The Christian gospel is the most significant message ever entrusted to human beings. It is the message of a love so strong it overcomes every obstacle in order to rescue sinful people from judgment. Jesus is God come to save us, by bearing himself all the consequences of our sin and opening up a new life of hope and joy and peace. This is breathtakingly good news, all the more so because our situation without it is so dire. The gospel of the crucified and risen Messiah changes everything. It is the powerful way God saves people (Rom 1:16).
The extraordinary privilege of being entrusted with the gospel, especially when seen against the stark reality of judgment as its only alternative, ought to make us urgent about evangelism. There is such great need in our world, and we have the one true answer to it. How could we possibly withhold it from those lost and blindly careering towards disaster? How could we possibly stay silent when the empty lies of the evil one are peddled as truth and those we love are settling for far less than God has always intended for them? We don’t need a command to get out there and evangelise, it’s just obvious. It flows naturally out of the gospel. Everybody needs to hear about Jesus.
A friend of mine asked not that long ago where all our evangelistic fire had gone. Where’s that sense of urgency, that passion for the lost, that clarity of focus on Jesus and the salvation available only through him, which used to characterise Christians in this part of the world? It made me think. Have we become too comfortable or perhaps too fearful? Do we still believe it?
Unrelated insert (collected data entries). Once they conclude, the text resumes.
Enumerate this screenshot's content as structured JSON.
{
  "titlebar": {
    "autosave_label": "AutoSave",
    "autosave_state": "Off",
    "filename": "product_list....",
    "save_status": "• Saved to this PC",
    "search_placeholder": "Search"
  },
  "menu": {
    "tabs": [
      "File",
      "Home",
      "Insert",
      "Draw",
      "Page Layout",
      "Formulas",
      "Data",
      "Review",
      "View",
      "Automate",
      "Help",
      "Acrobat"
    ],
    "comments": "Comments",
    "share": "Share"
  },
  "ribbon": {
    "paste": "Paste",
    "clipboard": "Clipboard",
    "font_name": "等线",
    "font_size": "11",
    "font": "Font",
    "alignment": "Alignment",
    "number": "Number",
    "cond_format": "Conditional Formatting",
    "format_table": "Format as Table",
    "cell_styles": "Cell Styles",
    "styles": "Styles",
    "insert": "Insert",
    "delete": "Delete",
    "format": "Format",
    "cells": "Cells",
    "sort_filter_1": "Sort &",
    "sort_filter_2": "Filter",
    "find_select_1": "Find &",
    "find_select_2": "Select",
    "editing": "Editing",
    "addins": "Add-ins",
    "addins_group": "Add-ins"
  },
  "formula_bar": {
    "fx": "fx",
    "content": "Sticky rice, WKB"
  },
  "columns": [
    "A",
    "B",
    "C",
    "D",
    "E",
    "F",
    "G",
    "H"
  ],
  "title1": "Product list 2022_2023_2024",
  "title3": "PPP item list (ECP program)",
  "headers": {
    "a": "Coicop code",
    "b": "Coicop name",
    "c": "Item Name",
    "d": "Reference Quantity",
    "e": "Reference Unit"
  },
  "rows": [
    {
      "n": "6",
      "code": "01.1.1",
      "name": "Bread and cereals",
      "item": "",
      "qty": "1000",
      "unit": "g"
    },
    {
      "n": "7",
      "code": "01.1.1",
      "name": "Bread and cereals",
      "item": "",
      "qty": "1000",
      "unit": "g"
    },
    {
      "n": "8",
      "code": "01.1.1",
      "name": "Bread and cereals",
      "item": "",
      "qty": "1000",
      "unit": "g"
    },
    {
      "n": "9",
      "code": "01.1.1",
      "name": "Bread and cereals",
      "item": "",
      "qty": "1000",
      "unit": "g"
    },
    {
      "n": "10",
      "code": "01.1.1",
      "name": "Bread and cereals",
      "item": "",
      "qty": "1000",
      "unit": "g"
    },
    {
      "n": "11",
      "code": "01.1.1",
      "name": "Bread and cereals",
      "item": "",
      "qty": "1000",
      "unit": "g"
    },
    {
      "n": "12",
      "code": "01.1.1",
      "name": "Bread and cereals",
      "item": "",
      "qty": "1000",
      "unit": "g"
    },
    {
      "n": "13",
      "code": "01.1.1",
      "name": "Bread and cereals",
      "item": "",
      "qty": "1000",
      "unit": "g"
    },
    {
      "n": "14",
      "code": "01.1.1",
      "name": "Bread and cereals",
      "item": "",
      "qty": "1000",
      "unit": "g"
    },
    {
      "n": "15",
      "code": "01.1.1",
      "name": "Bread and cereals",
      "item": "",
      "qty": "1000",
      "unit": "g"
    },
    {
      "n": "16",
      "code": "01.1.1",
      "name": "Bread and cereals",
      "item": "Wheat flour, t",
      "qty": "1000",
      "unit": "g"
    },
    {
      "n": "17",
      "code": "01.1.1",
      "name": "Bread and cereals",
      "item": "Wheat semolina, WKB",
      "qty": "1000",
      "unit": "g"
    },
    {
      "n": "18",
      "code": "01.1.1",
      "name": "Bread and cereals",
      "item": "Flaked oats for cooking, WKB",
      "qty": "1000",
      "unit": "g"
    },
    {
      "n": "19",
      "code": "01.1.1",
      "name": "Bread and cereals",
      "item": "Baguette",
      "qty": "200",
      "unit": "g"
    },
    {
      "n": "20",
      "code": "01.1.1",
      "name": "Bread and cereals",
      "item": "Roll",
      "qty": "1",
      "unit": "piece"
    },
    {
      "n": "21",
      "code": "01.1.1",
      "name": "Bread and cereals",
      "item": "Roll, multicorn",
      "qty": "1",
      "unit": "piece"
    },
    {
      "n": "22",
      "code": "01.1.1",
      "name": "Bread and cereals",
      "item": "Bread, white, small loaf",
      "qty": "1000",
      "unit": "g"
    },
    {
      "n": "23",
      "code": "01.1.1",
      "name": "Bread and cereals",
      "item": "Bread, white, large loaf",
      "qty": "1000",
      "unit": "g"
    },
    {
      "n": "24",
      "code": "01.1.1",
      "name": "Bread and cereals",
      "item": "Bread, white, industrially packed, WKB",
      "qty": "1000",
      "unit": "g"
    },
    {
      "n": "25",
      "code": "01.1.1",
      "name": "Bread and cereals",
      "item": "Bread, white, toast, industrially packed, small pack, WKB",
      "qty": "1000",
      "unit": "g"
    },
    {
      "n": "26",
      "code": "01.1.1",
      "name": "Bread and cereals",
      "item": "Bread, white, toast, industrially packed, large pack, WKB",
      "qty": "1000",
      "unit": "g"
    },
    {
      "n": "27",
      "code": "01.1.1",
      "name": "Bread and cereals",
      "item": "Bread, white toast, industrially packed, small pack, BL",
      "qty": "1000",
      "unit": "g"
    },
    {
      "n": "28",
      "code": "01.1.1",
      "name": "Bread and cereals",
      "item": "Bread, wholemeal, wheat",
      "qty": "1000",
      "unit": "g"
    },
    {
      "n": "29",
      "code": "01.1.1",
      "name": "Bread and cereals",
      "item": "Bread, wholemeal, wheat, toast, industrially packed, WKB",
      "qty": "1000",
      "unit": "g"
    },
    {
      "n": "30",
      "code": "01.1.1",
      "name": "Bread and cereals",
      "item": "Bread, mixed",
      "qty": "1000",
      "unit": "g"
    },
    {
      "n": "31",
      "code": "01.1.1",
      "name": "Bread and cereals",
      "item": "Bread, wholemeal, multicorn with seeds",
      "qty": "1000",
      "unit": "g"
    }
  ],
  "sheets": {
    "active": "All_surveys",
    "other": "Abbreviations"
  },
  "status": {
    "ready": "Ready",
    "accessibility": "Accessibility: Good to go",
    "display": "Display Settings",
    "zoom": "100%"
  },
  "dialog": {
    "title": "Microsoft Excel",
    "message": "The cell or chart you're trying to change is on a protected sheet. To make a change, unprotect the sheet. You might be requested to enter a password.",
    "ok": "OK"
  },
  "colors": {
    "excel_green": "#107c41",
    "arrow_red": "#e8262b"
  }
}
When I studied at Moore College in the 1980s, it seemed that everyone wanted to be an evangelist. It helped that we had a champion of evangelism in Sydney, the larger-than-life John Chapman. Chappo challenged us to take every opportunity. I remember him saying, “If you don’t have an evangelistic tract in your pocket you won’t be looking for anyone to give it to, will you?” He spoke at large meetings and small, offering people the opportunity for a “fresh start”. He taught us how to evangelise as we taught the Bible. He firmly believed that the gospel lies at the very centre of the Bible and so every part of the Bible is related in some way or other to Jesus, his death and resurrection. The Anglican Diocese of Sydney was richly blessed by the ministry of John Chapman—and many other places were too!
But it wasn’t only Chappo. I remember a series of lunches at the top table in the College dining room (yes, we used to have one of those!), at which Peter Jensen asked each of us in our final year how we would turn a conversation in this situation or that, with this person or that, to the gospel of the Lord Jesus. I remember coming across, hidden on one of the shelves in the stack in the old Moore College Library, an evangelistic tract that Broughton Knox had written for use by the College mission teams. I remember the impact on many of student minister positions with the Department of Evangelism. In one parish I served, I just kept falling over people who had come to Christ because they had heard the gospel from the senior minister. Quietly and unobtrusively, he was—and remains—one of the most indefatigable evangelists I know, taking every opportunity.
So what has happened to make my friend doubt that the fire is still burning within us? There have been huge cultural changes since the 1980s. Anti-Christian propaganda has been pumped through our education system and popular entertainment boldly and insistently for almost all that period, and certainly more vigorously in the last ten years. In the 1980s, to be a Christian might have caused others to label you as somewhat quaint but out of touch. Yet today, some voices can be heard arguing that Christians are dangerous and should be silenced in public. Back then we certainly spoke about persecution, but only heard about it from a distance. But in recent years, in a number of traditionally Christian countries, the prosecutions have begun, and vehement denunciations can be heard in many forms of media. We all seem to be much less resilient than the generation before us, let alone those who grew up through the gritty war years of the mid twentieth century. We seem to be perennially on the back foot.
I suspect we’ve also bought into technique, programs and strategy more than we thought we should 40 years ago. Perhaps that’s made us a little more inward looking. Of course, increasing levels of compliance and administration, and more people talking about leadership than about gospelling and global mission, have pushed us further down that direction.
So how do we get the fire back? Not, I suspect, by trying to work ourselves up into a frenzy. Not by browbeating each other either. To be honest, I don’t even think it will be the result of a brilliant ministry strategy centring on evangelism. We are far better off turning our attention again to the gospel itself. It is the wonder of the gospel that stirs the imagination, warms and captures the heart, and puts fire in our bellies.
In the following pages, showcasing some of what is going on at Moore, I hope you will notice Jesus and his gospel at the very centre of everything. It is hard not to be overwhelmed by the scale of Jesus’ goodness, his extraordinary mercy and compassion, which are matched by his constant faithfulness to the will of his Father. He is truly the most impressive man ever to have walked on earth. He always did what was right. He always acted out of love. His unimaginable strength and power are matched by gentleness, compassion and grace. And he has done everything—absolutely everything—necessary to save us from sin and secure our future. He gathers us up into his relationship with his Father.
What a Saviour we come to know in the gospel! What a salvation is ours in the gospel! Let’s not let anything quench that evangelistic fire.